Marco van de Voort marcov at stack.nl
Wed Mar 25 15:23:44 CET 2009


On Sun, Mar 22, 2009 at 04:06:32PM +1000, Alexander Klenin wrote:
> > Alexander Klenin schrieb:
> > There exist too many options with string comparison. In a table lookup
> > the compare method can be supplied by the application, in a case
> > statement this would require another syntax extension.
> 
> There are also many ways to implement strings and dynamic arrays --
> but this did not stopped Object Pascal author from adding them,
> and I think he was right, even if some of his design decisions are suboptimal.

Since we are close to 20 stringtypes + conversions now, I doubt that this is
really the problem.

> This "consider all roads then choose none" approach will, obviously,
> never allow you to get anywhere ;-)

No. It is just to chose the ones that matter, not the ones that are merely
possible.

> > Many Delphi extensions to the Pascal language break fundamental design
> > rules.
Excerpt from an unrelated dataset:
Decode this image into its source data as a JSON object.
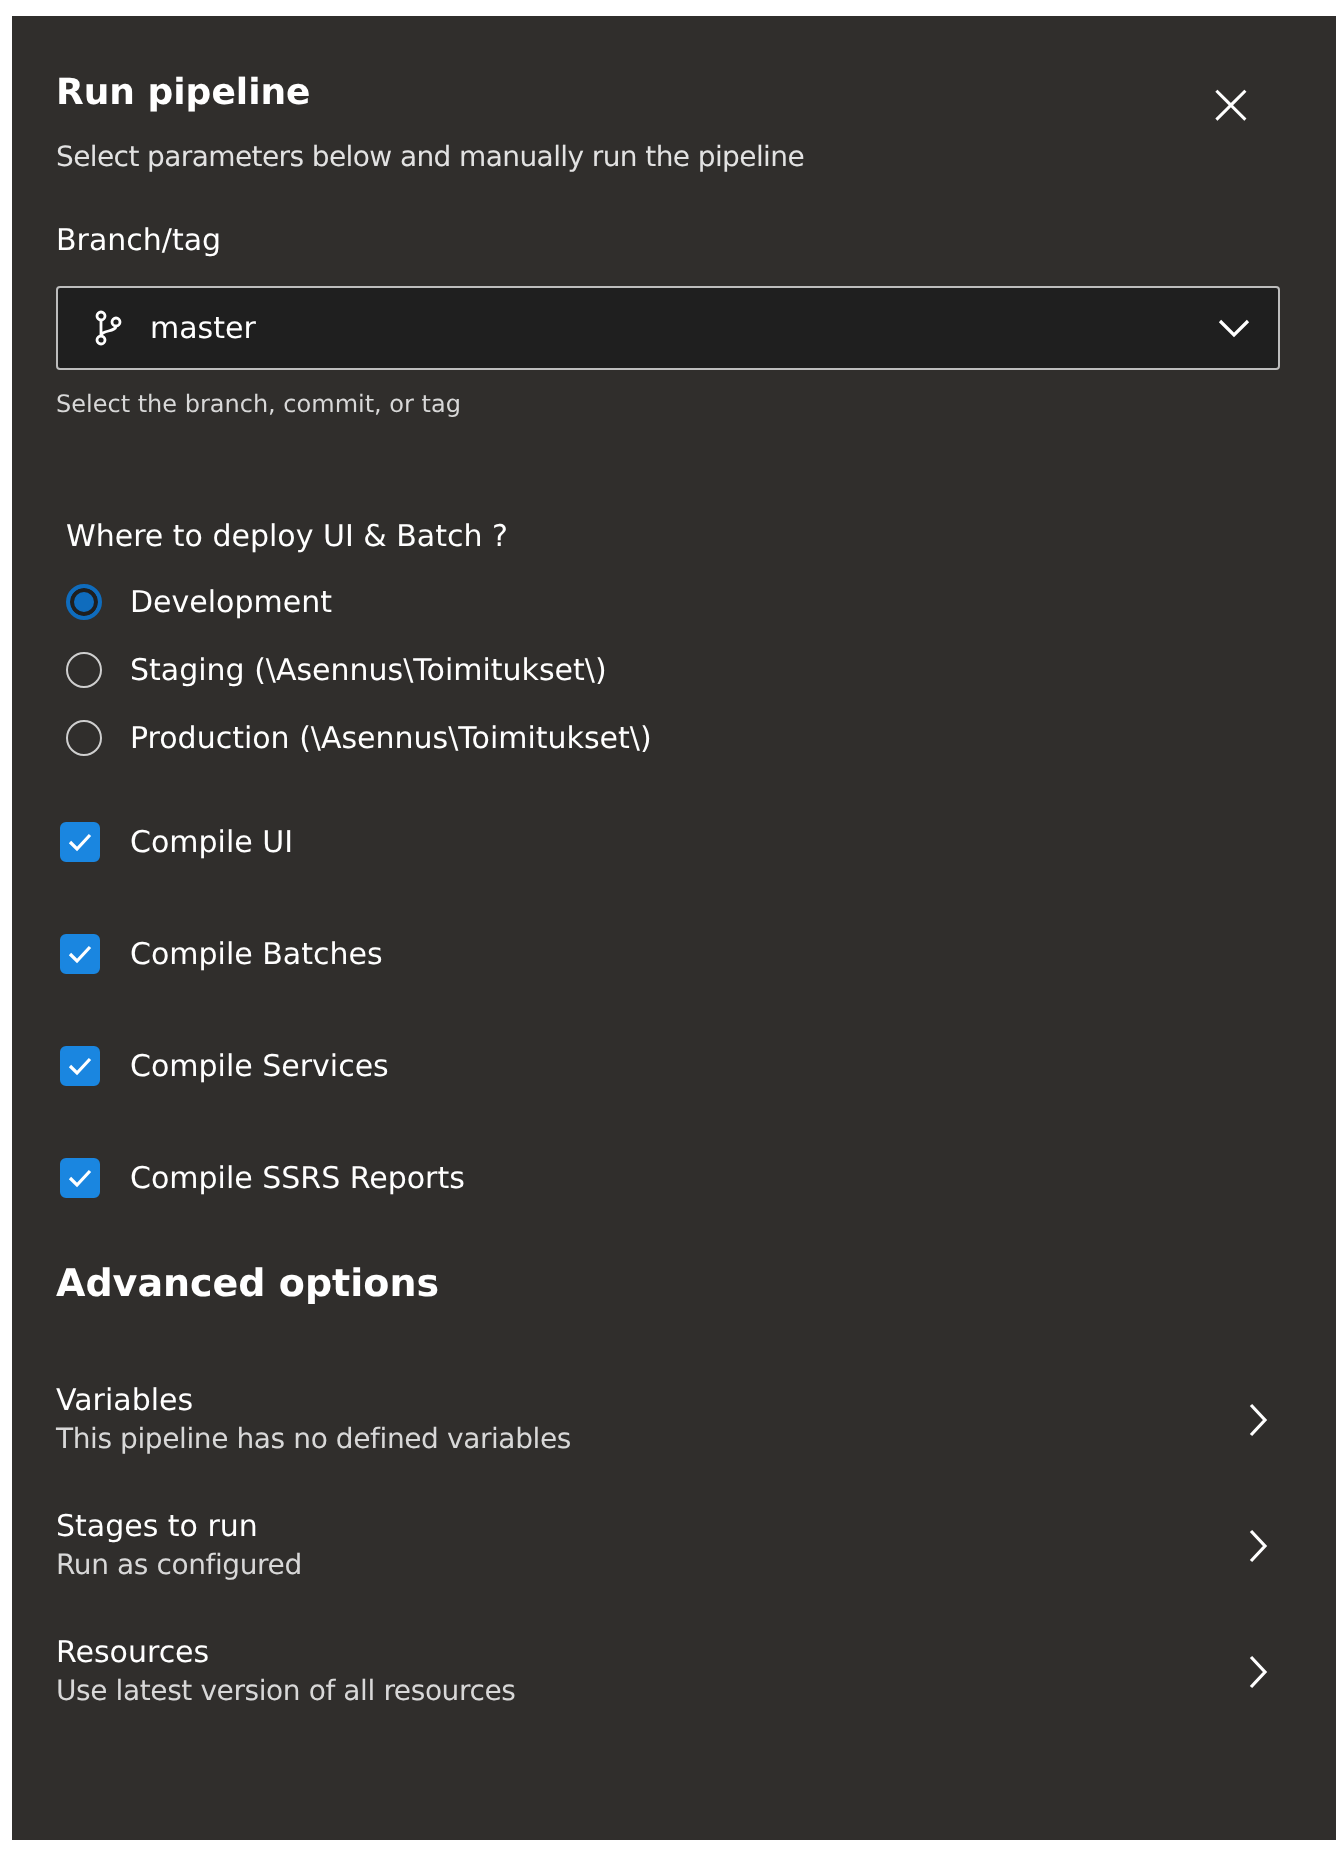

It's bad enough that FPC (and Lazarus) has to support such
> > aberrations for compatibility reasons,
> 
> I agree that some extensions were suboptimally designed, in particular
> dynamic arrays,
> but "aberrations"? Can you give an example?

What problem does "for in" really solve? 
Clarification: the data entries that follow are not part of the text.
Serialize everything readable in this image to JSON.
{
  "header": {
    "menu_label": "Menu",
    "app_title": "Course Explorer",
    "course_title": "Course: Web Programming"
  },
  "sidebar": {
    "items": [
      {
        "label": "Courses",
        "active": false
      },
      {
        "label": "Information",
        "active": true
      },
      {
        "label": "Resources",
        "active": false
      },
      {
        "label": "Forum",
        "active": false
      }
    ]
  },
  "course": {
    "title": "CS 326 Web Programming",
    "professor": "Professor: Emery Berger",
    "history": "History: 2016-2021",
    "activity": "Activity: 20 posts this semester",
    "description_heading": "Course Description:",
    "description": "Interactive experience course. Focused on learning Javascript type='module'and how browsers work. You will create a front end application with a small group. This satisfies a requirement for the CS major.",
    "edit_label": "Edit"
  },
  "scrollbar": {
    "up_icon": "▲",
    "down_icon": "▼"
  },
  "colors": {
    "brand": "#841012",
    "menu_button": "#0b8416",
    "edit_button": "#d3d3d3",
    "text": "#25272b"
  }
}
Is having 6 levels of information
hiding (private,public,strict protected, strict private,protected,published)
or are the strict* ones just to stop the whining of people that come from
other languages?

What is the function of being able to add methods to records? 

What is the real use of duplicating const type and var as nested variants
inside classes?

Have a look at:
http://www.stack.nl/~marcov/delphilater.txt
 
> > but further extensions should be added very carefully,
> Yes, but still they should be added -- that was my point.
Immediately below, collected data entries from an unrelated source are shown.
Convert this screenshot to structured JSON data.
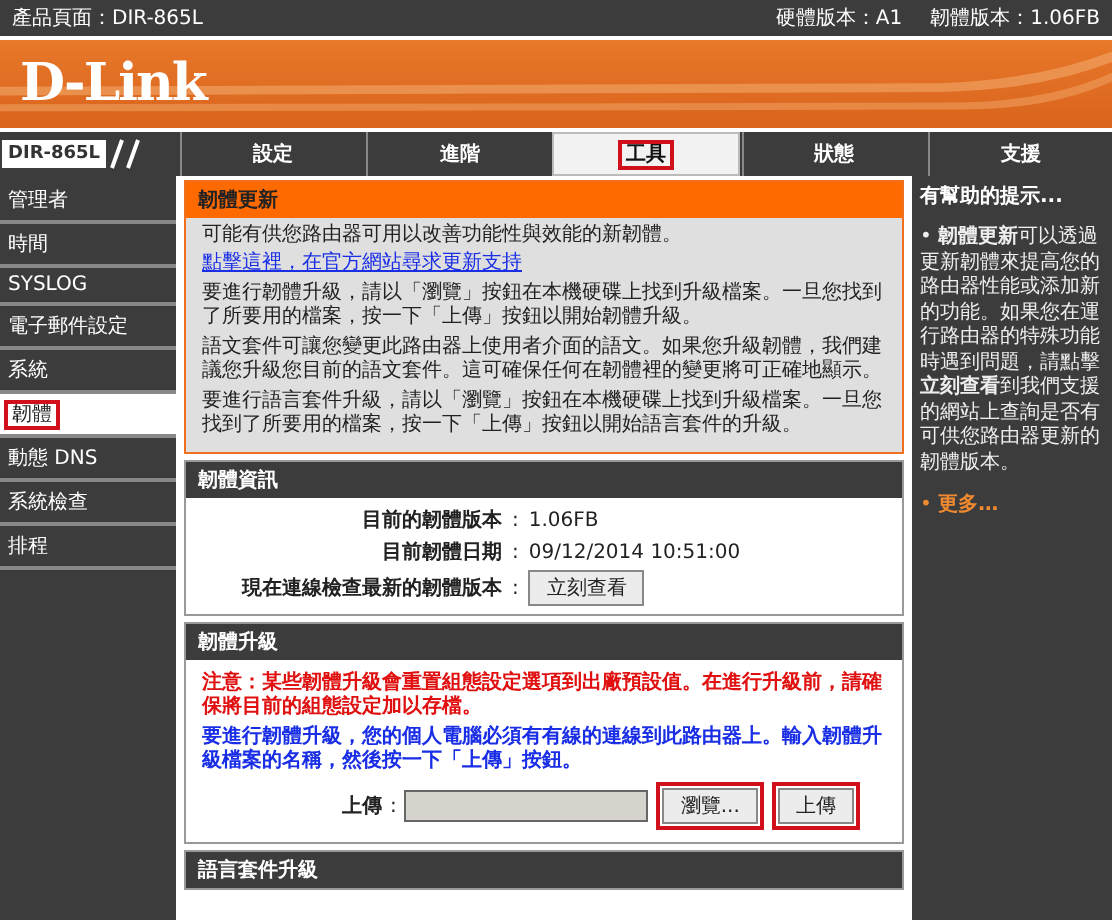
{
  "top_bar": {
    "product": "產品頁面：DIR-865L",
    "hardware": "硬體版本：A1",
    "firmware": "韌體版本：1.06FB"
  },
  "logo": "D-Link",
  "model": "DIR-865L",
  "tabs": [
    {
      "label": "設定",
      "selected": false,
      "highlighted": false
    },
    {
      "label": "進階",
      "selected": false,
      "highlighted": false
    },
    {
      "label": "工具",
      "selected": true,
      "highlighted": true
    },
    {
      "label": "狀態",
      "selected": false,
      "highlighted": false
    },
    {
      "label": "支援",
      "selected": false,
      "highlighted": false
    }
  ],
  "sidebar": {
    "items": [
      {
        "label": "管理者",
        "selected": false,
        "highlighted": false
      },
      {
        "label": "時間",
        "selected": false,
        "highlighted": false
      },
      {
        "label": "SYSLOG",
        "selected": false,
        "highlighted": false
      },
      {
        "label": "電子郵件設定",
        "selected": false,
        "highlighted": false
      },
      {
        "label": "系統",
        "selected": false,
        "highlighted": false
      },
      {
        "label": "韌體",
        "selected": true,
        "highlighted": true
      },
      {
        "label": "動態 DNS",
        "selected": false,
        "highlighted": false
      },
      {
        "label": "系統檢查",
        "selected": false,
        "highlighted": false
      },
      {
        "label": "排程",
        "selected": false,
        "highlighted": false
      }
    ]
  },
  "firmware_update": {
    "title": "韌體更新",
    "intro": "可能有供您路由器可用以改善功能性與效能的新韌體。",
    "link": "點擊這裡，在官方網站尋求更新支持",
    "paragraphs": [
      "要進行韌體升級，請以「瀏覽」按鈕在本機硬碟上找到升級檔案。一旦您找到了所要用的檔案，按一下「上傳」按鈕以開始韌體升級。",
      "語文套件可讓您變更此路由器上使用者介面的語文。如果您升級韌體，我們建議您升級您目前的語文套件。這可確保任何在韌體裡的變更將可正確地顯示。",
      "要進行語言套件升級，請以「瀏覽」按鈕在本機硬碟上找到升級檔案。一旦您找到了所要用的檔案，按一下「上傳」按鈕以開始語言套件的升級。"
    ]
  },
  "firmware_info": {
    "title": "韌體資訊",
    "rows": [
      {
        "kind": "text",
        "label": "目前的韌體版本",
        "colon": ":",
        "value": "1.06FB"
      },
      {
        "kind": "text",
        "label": "目前韌體日期",
        "colon": ":",
        "value": "09/12/2014 10:51:00"
      },
      {
        "kind": "button",
        "label": "現在連線檢查最新的韌體版本",
        "colon": ":",
        "value": "立刻查看"
      }
    ]
  },
  "firmware_upgrade": {
    "title": "韌體升級",
    "warning": "注意：某些韌體升級會重置組態設定選項到出廠預設值。在進行升級前，請確保將目前的組態設定加以存檔。",
    "instruction": "要進行韌體升級，您的個人電腦必須有有線的連線到此路由器上。輸入韌體升級檔案的名稱，然後按一下「上傳」按鈕。",
    "upload_label": "上傳",
    "upload_colon": ":",
    "browse_button": {
      "label": "瀏覽...",
      "highlighted": true
    },
    "upload_button": {
      "label": "上傳",
      "highlighted": true
    }
  },
  "language_upgrade": {
    "title": "語言套件升級"
  },
  "hints": {
    "title": "有幫助的提示...",
    "items": [
      {
        "kind": "text",
        "text": "• **韌體更新**可以透過更新韌體來提高您的路由器性能或添加新的功能。如果您在運行路由器的特殊功能時遇到問題，請點擊**立刻查看**到我們支援的網站上查詢是否有可供您路由器更新的韌體版本。"
      },
      {
        "kind": "link",
        "text": "• **更多…**"
      }
    ]
  }
}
The old rule used to be that
- it should make something possible that is not doable otherwise.
- _or_ it should be a construct that is used so much that timesavings are
  noticable

And string-case for my feeling belongs in neither. It is just about racking
up bullet lists in language wars.

But apparantly that has been simplified to 'everybody that submits a patch'.
 
> While I deeply respect Wirth's contributions to programming language design,
> I think Modula and especially Oberon are not the best sources for inspiration.
> Object Pascal has log ago taken different direction -- for example,
> if we "take into account" Oberon, then we should, as a first step,
> remove strings, classes, virtual functions and "for" loop.
> I do not think this is a good way to evolve FPC ;-)

Judge the extensions to the above.

In my opinion too many people focus way too much on the language, and too
little on solving the problem: doing safe programming in a sane amount of
time (*). A language is about more than just weighing the language manual.

(*) different tradeoffs safe/time are possible.